As with many things, it becomes easier and more natural the more you practice. Get in the habit of closing your eyes and taking a few deep breaths whenever you start to feel a little anxious or wound up. It also helps do this breathing exercise when you first wake up, before you sit down to get to work, and even before bed. Start practicing and keep up with it until it becomes a habit.
Going forward whenever you get anxious or fearful, your first reaction should be to stop and take a deep breath. After that, you should be able to look at the situation more calmly and be better able to judge if there is actually anything to worry about. You’ll also find yourself calm and collected enough to start making a plan and working through whatever issues arise, instead of simply reacting from a feeling of anxiety.
Let me ask you a question. As a survivor of narcissistic abuse, do you have a good support system in place for those bad days when the anxiety becomes too much, or you start to slide into depression? A handful of people who are there for you, that you can use as a soundboard and whose shoulders you can lean on can be invaluable in times of high anxiety?
We’ve talked in the past about the fact that we can get in a spiral of anxiety that it’s hard to get out of. We are anxious and worried, which in turn makes us more anxious and worried about being anxious and worried. You get the idea. If you rely solely on yourself in those situations, it can be hard to get out of your own head long enough to look at the situation objectively and realize that things aren’t nearly as bad or frightening as they seem. This is where that support system will come in handy.
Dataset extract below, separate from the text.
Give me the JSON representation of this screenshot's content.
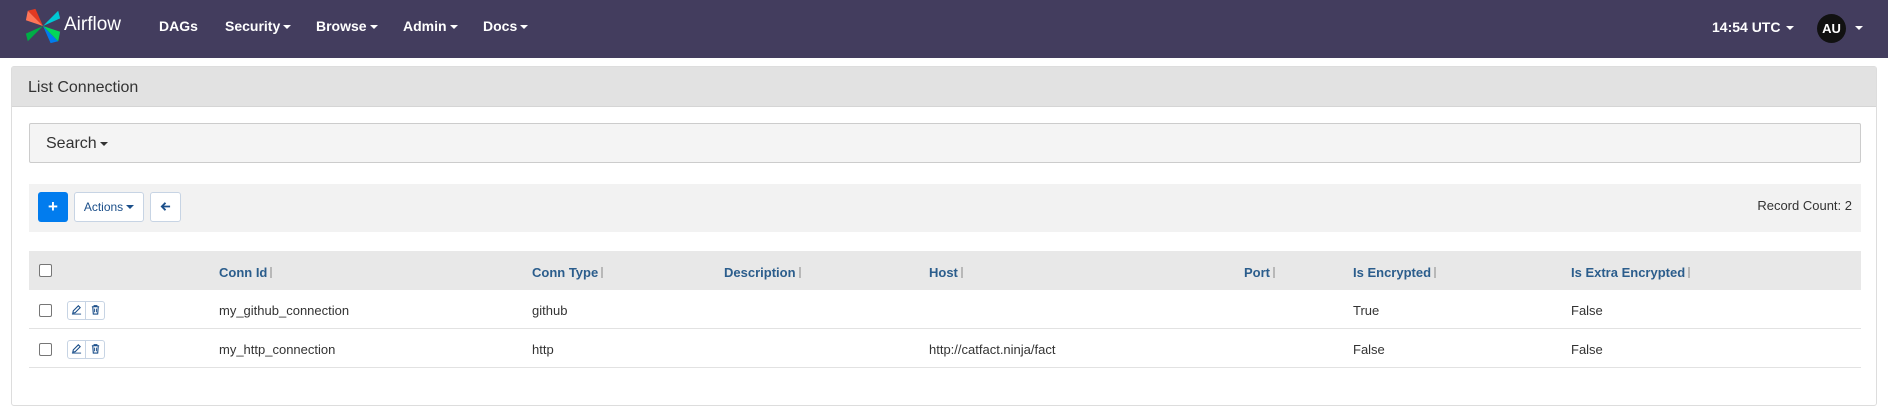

Think about the people in your life that you are close to. Who gets you? Who understands the anxiety you suffer from? Who is a good at pulling you out when you’re having a bad day by offering a hug, drags you out for coffee, or uses humor to make you forget what you’re anxious about, even for just a few minutes?
While you may not feel like socializing when you’re having a rough day or week, or if the idea of spending time with people in itself may make you a little anxious (particularly if you’re an introvert), social contact and connections are important. We are at our core social creatures. That’s why it’s important to set up that support system and reach out to it in times of need.
Of course, you aren’t limited to your circle of family and friends when it comes to this support system. Maybe you aren’t comfortable sharing your anxiety issues with them. Maybe they aren’t willing or in a position to provide you with the encouragement and support you need. Or maybe they just aren’t quite enough help. That’s ok.
Finding a support group or can be a big help. A therapist can be another key figure in your support system. If you are seeing a therapist right now, or are working with a life coach, ask them for help to build out the rest of your support system. Most importantly, don’t hesitate to reach out to your system when you’re in need. They are here to help.